Il piano di sviluppo cinese in materia di AI è molto ambizioso, al punto da voler diventare il principale centro di innovazione entro il 2030. Per raggiungere questo obiettivo, il governo ha attivato una serie di policy e di regolamenti volti a controllare lo sviluppo, la crescita e l'implementazione dell'AI, mantenendo un approccio centralizzato. Tuttavia, il modello normativo cinese si distingue per essere articolato in più fasi, nelle quali i regolamenti vengono introdotti progressivamente ed evolvono in una legislazione sempre più olistica.
Tra le normative più significative, meritano una menzione particolare quelle relative alla gestione degli algoritmi (AI), nonché l’Interim Measures for the Management of Generative Artificial Intelligence Services, entrato in vigore il 15 agosto 2023. Questa normativa mira a monitorare e regolamentare l'uso dell'AI generativa, ponendo un'enfasi particolare sulla gestione dei rischi legati ai contenuti dannosi.

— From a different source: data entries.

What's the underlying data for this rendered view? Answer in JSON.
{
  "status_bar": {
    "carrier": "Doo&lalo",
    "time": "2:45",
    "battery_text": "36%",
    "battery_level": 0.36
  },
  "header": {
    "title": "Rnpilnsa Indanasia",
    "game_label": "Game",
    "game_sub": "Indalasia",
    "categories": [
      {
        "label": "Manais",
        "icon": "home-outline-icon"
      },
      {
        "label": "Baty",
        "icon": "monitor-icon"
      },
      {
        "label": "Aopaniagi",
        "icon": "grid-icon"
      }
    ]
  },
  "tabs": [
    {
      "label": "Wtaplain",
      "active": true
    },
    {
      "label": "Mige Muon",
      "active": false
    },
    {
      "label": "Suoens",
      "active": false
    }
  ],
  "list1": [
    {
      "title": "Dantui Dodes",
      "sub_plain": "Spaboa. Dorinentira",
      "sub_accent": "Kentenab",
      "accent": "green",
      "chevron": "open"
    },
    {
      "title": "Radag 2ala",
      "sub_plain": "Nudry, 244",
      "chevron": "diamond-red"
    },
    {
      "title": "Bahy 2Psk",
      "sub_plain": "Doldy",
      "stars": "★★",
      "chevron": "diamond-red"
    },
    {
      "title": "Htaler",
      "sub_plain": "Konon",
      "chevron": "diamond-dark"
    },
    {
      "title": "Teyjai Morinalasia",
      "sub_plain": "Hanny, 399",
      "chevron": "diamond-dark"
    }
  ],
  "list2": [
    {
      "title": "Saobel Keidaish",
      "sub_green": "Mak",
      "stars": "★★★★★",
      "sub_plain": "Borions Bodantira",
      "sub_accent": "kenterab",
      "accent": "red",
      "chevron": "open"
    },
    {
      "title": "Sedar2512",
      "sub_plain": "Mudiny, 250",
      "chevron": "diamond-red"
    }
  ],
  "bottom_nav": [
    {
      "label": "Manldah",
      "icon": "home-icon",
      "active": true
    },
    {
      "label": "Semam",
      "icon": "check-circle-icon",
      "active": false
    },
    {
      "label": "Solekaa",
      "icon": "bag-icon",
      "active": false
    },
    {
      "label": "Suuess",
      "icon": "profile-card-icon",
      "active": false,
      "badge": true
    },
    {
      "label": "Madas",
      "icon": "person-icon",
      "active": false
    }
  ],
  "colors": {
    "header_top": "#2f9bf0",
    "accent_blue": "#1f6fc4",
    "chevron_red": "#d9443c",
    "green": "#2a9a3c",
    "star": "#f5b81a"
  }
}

L’Unione Europea, in particolare, si muove in un contesto di inevitabile complessità: il suo modello richiede di bilanciare esigenze normative, interessi economici e visioni strategiche spesso diverse (se non divergenti) tra gli Stati membri. La spinta verso centralizzazione e sinergia, già evidente in altri ambiti del digitale – come il progetto ViDA, volto a uniformare la fatturazione elettronica a livello europeo – riflette la volontà del legislatore di limitare la frammentazione interna, che ostacola l’innovazione e offre ai competitor globali un vantaggio competitivo enorme.
Apparentemente, l’AI Act rafforza il primato dell’Europa nella regolamentazione dell’intelligenza artificiale senza consolidarne il ruolo di motore dell’innovazione globale. Tuttavia, più che un freno, questa normativa rappresenta il riconoscimento della necessità di un framework comune, essenziale proprio per competere con chi è partito prima e con maggiore slancio nella corsa alla governance globale dell’AI.
Come qualsiasi regolamentazione, potrà essere imperfetta, ma il vero ostacolo finora non è stato (più di tanto) normativo, bensì la mancanza di una strategia politica chiara e di investimenti adeguati. Con l’eccezione di Mistral AI, la startup francese che è riuscita a sviluppare un LLM tra i più performanti al mondo, l’Europa ha faticato a ritagliarsi un ruolo di primo piano nel settore, penalizzata da finanziamenti non all’altezza dei colossi d’oltreoceano. Il progetto Stargate americano, da 500 miliardi di dollari, ne è la dimostrazione tangibile.
Un segnale positivo in questa direzione è però arrivato dal recente AI Action Summit di Parigi, che ha mostrato un’Europa pronta a giocare un ruolo di primo piano. Tra gli annunci più significativi, spiccano InvestAI, un fondo da 200 miliardi di dollari dedicato allo sviluppo dell’AI, e la contestuale realizzazione di quattro giga-fabbriche per potenziare la capacità computazionale dell’Unione. La Francia, dal canto suo, ha ulteriormente rilanciato con un piano di investimenti da 109 miliardi di euro, che fa da contraltare – tenuto conto delle proporzioni tra le rispettive economie – al progetto Stargate.
Resta da vedere se questo slancio politico ed economico si tradurrà in risultati concreti, capaci di colmare il divario con i leader di oggi. Perché l’Europa non ha solo l’opportunità di essere leader nella governance dell’AI: ora la possibilità, e la responsabilità, di diventarlo anche nello sviluppo tecnologico.